Sunday 4 December 2011

Then came the rain again....


This is a story about Rargi, a small village in Gujarat, which faced immense drought a few years ago, the crop failed and people were dying. 

The village of Rargi was, more of the developed ones compared to the villages surrounding it with its own well. They never faced a water crisis till that particular year. There was such severe drought that their well had dried up and now they were being forced to walk to the next closest well.
It was the job of the women to collect the water and so they had the tedious task of walking more than eight kilometers a day.

The village which was generally blooming with work and busy people had now become desolate; the children were not running around in the narrow village lanes anymore. The men who walked to and fro, acting like busy men, now preferred to stay indoors, the women who would generally meet up at the village park every evening were replaced by cracks in the barren land. The once busy evergreen village now represented the early signs of a desert!

It was a Monday morning and the women of the village had gathered for their monthly meeting. The main cry was the worsening  situation of the water crisis, all were worried about their husbands crop failure and their children's health, they felt helpless and didn't know who to approach. Letters to the district authorities went unanswered. 

On their way back they found a unclothed child, young, yet frail, with pale blue skin. Every minute that passed by took his soul with it, little by little. Beside him lay a flute, it was his only possession.  Robbed, kidnapped, abandoned were the questions coming in the women’s minds.  

They managed to wake him up, fed him some water and brought him to their village, where they fed him food, provided him with some clothes and nursed him to health.

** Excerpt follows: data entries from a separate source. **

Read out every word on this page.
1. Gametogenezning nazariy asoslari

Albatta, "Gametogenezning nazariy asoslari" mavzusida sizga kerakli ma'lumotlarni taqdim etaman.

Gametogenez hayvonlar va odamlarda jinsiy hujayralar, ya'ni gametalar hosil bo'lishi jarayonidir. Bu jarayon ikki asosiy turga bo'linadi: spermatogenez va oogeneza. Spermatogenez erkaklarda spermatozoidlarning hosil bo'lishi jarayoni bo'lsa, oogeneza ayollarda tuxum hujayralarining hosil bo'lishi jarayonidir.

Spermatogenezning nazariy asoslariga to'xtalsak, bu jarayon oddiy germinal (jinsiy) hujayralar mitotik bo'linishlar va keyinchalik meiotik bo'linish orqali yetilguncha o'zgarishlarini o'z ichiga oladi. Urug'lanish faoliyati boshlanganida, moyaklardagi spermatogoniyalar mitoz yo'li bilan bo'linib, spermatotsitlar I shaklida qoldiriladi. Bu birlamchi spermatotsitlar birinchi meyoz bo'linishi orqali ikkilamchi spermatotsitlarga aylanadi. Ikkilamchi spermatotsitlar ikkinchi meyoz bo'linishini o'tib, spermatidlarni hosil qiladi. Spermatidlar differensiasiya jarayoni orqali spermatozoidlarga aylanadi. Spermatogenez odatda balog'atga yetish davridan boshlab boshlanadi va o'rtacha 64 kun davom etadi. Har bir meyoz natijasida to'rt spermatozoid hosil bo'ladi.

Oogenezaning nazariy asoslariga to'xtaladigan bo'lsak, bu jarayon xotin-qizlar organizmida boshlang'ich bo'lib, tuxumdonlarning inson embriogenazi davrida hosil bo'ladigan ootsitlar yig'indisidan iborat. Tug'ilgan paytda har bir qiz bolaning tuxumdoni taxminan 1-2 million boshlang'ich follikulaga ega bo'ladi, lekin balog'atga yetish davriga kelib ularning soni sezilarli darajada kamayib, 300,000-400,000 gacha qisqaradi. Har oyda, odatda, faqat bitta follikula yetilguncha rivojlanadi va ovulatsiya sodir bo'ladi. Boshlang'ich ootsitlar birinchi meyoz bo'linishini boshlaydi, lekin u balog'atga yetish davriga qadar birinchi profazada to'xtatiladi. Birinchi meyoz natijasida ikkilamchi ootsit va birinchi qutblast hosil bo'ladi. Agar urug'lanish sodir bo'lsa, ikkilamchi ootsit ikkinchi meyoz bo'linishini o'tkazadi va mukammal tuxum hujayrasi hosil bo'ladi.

A week had passed since he was hearty again. He was still living in the village, would sleep under a tree and ate what the villagers gave him. They wondered as to why he never spoke, they all loved to play with him, his curly raven black locks, hazel eyes and blue skin enchanted the young women. The women had asked him many a times to play the flute for them, but either he seemed not to understand, or not to care.

Meanwhile, there was no improvement in the weather and rather were turning for the worst! If it didn’t rain soon, death would be inevitable.  The women were debating on their weekly gathering, wondering what would happen to their children. It was a completely helpless situation, with no one knowing what to do.

That’s when they heard a tune, something they never heard before, it was soothing and soft, and melodious. They wondered as to what it was and from where it came.
The women got up in search of the melody, to their surprise, or not, they saw the boy playing, he was once again unclothed, his body had a sense of glow, a glow that seemed to out-glow the sun, he was playing the flute. But just as it got louder the villagers could see clouds moving in their direction, getting bigger as they came closer to them from the horizon. 

As the flute got louder it began to rain, accompanying the flute's already enchanting tune was the smell of fresh wet mud.The trees began to sway, arm in arm, the birds chirped uncontrollably. As the boy walked, he took the pain, suffering and hunger away with him. The villagers kept looking as the figure blurred into the distant horizon, leaving behind an everlasting mark. does god really exist among us?